14 August 2022 • 2 minute read
The Consumer Duty Principle
The intention is for the Consumer Duty to go further than the existing Principles 6 (treating customers fairly) and 7 (clear, fair and not misleading communications), which will not apply where the Consumer Duty does. While existing Handbook and non Handbook material linked to Principles 6 and 7 will continue to apply, firms need to take account of the inherent limits of such guidance as they do not cover the FCA’s expectations under the Duty. The FCA has made clear that failure to act in accordance with such Principle 6 and 7 guidance would likely be a breach of Principle 12.

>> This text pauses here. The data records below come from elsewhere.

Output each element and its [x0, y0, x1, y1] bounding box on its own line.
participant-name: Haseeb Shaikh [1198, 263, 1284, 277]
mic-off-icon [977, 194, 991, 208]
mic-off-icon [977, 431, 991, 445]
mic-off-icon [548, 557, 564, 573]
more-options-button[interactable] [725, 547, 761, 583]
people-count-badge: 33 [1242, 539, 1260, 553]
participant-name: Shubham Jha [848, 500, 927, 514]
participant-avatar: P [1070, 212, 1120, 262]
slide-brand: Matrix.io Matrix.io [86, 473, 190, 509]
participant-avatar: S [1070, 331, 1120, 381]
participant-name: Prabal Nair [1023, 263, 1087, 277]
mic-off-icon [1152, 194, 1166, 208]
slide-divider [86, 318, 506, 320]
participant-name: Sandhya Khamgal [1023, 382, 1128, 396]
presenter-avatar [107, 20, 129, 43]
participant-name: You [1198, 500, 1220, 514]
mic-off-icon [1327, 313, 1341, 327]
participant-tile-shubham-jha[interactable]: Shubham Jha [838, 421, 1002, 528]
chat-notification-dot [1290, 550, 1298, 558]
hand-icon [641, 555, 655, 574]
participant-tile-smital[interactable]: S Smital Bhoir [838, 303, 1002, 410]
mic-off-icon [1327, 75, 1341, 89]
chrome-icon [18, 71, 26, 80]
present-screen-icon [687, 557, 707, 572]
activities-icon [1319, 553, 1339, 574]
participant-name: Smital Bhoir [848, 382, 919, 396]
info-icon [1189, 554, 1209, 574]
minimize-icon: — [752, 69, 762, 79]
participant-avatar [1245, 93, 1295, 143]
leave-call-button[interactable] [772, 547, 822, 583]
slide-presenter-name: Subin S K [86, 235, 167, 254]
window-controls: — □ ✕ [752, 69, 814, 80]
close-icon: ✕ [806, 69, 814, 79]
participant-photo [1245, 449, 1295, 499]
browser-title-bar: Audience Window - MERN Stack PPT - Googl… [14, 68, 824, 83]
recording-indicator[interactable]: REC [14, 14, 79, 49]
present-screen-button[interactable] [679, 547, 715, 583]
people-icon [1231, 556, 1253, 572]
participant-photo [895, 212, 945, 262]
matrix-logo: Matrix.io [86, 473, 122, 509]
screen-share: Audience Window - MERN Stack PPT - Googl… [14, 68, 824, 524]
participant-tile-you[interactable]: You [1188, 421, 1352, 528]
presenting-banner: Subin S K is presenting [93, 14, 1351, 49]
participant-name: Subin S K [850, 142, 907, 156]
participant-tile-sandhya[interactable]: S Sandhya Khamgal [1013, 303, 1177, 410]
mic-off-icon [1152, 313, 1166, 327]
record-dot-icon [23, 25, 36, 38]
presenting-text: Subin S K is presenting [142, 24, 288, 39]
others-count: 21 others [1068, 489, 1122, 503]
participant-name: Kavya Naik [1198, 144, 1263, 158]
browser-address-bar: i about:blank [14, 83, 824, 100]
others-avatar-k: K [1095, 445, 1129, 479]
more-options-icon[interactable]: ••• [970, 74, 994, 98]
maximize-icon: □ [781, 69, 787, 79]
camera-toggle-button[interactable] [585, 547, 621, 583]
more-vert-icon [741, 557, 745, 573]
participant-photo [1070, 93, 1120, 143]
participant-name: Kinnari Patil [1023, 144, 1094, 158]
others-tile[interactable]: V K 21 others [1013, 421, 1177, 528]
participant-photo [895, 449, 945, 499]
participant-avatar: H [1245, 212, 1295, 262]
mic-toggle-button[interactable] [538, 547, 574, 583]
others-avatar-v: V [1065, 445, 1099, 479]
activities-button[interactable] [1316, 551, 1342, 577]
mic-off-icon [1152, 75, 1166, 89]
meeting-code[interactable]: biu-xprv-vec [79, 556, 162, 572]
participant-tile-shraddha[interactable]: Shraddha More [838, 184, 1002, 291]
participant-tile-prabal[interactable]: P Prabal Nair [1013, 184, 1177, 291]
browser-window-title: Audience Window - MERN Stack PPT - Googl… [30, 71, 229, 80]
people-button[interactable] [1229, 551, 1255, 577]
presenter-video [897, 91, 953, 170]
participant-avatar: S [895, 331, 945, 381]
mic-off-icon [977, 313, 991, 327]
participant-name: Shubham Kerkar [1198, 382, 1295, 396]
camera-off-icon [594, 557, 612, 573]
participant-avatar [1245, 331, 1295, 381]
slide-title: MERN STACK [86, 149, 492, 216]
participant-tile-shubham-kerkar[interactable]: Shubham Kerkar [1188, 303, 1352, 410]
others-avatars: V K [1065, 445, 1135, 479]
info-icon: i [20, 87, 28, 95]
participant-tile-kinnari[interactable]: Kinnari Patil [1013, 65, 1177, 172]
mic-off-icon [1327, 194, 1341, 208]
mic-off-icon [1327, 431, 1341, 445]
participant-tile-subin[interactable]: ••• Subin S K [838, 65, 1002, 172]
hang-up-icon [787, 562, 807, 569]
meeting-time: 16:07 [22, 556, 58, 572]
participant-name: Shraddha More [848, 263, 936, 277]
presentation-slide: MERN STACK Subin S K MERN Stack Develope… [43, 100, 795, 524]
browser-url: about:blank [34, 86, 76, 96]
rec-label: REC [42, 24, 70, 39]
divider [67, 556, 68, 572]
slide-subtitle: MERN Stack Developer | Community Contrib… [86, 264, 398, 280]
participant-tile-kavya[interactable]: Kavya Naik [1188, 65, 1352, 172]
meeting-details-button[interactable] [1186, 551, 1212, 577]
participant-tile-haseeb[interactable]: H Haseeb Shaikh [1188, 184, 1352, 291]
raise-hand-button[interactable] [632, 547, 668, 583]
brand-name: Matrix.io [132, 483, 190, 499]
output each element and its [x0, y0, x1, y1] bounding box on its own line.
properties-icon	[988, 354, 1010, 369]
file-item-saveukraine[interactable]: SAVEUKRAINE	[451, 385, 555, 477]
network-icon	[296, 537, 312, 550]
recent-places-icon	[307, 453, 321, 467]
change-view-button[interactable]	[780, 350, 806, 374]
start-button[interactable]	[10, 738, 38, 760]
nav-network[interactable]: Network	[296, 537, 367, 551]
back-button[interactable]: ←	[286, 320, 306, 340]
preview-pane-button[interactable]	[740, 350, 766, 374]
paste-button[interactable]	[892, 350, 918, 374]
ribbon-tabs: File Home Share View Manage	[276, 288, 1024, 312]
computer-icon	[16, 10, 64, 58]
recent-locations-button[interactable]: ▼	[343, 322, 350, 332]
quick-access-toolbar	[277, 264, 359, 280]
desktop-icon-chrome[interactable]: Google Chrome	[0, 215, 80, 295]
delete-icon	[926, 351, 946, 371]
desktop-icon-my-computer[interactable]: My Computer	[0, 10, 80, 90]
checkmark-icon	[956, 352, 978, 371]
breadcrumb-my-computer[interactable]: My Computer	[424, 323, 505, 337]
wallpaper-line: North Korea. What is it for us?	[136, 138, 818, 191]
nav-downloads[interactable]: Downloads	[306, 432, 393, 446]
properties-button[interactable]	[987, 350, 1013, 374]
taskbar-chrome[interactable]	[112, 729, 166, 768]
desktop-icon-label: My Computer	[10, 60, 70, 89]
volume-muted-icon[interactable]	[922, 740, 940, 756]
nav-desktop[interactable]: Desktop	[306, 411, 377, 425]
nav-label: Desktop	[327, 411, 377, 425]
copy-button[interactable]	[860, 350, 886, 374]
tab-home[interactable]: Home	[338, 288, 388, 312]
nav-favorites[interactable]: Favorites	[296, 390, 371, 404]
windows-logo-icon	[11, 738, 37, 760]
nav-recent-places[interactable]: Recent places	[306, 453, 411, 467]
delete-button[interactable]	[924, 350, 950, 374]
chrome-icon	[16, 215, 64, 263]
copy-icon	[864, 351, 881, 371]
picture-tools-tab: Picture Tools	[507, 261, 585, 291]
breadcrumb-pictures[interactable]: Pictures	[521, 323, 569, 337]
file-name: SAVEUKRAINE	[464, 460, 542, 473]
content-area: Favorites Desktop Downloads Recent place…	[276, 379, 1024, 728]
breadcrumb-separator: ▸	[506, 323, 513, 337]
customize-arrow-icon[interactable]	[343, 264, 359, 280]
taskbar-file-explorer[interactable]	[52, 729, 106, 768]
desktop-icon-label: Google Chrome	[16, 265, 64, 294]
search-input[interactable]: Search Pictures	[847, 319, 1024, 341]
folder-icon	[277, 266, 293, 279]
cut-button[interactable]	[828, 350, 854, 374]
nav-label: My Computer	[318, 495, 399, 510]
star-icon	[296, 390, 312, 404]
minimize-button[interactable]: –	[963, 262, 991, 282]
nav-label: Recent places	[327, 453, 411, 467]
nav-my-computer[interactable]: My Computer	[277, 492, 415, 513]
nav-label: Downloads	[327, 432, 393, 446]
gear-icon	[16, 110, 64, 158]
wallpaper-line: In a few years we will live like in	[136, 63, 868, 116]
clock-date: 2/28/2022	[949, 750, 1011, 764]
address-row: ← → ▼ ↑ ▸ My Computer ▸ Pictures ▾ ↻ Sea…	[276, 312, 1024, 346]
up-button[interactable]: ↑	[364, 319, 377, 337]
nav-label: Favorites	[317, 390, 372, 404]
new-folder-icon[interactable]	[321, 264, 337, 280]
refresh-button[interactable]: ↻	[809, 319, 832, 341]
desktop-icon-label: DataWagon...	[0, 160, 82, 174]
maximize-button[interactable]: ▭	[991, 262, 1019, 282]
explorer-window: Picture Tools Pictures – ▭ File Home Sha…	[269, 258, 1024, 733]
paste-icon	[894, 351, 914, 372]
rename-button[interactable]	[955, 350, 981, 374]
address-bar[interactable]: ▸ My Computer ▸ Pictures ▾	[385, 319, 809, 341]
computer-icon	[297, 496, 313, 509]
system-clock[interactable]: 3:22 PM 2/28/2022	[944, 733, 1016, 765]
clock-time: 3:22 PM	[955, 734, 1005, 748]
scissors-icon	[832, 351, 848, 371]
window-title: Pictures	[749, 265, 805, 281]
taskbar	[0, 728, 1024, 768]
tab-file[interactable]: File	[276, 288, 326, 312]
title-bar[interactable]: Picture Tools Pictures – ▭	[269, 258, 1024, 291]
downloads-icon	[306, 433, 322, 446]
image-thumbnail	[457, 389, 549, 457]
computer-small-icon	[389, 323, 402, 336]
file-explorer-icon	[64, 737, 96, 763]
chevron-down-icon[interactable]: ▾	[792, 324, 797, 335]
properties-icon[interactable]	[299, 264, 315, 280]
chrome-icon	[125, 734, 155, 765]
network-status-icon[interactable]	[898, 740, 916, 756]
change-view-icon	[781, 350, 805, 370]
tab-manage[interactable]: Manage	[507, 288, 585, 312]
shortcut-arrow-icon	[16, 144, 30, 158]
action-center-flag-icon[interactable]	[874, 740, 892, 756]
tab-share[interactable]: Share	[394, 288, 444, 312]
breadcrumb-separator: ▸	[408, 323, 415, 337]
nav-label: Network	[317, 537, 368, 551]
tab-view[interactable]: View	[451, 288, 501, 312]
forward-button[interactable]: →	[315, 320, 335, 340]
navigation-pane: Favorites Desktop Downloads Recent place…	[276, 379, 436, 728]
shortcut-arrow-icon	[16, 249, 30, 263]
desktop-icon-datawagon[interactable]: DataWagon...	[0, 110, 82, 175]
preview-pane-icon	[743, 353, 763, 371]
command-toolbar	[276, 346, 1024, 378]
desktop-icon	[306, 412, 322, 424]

The Consumer Duty requires firms to act in accordance with the standard that could reasonably be expected of a prudent firm carrying on the same activity taking appropriate account of the needs and characteristics of retail customers in the relevant target market or of individual retail customers, as the context requires.
In the FCA’s view, a prudent firm is a firm that fully embeds the Duty, acts in good faith to meet its requirements, complies with all other relevant law and delivers good outcomes for consumers. Firms cannot benchmark their compliance to existing low standards and poor practices. The FCA has suggested that firms ask themselves whether they are applying the same standards and capabilities to delivering good consumer outcomes as they are to generating sales and revenue and whether they are equally efficient in handling complaints as converting sales.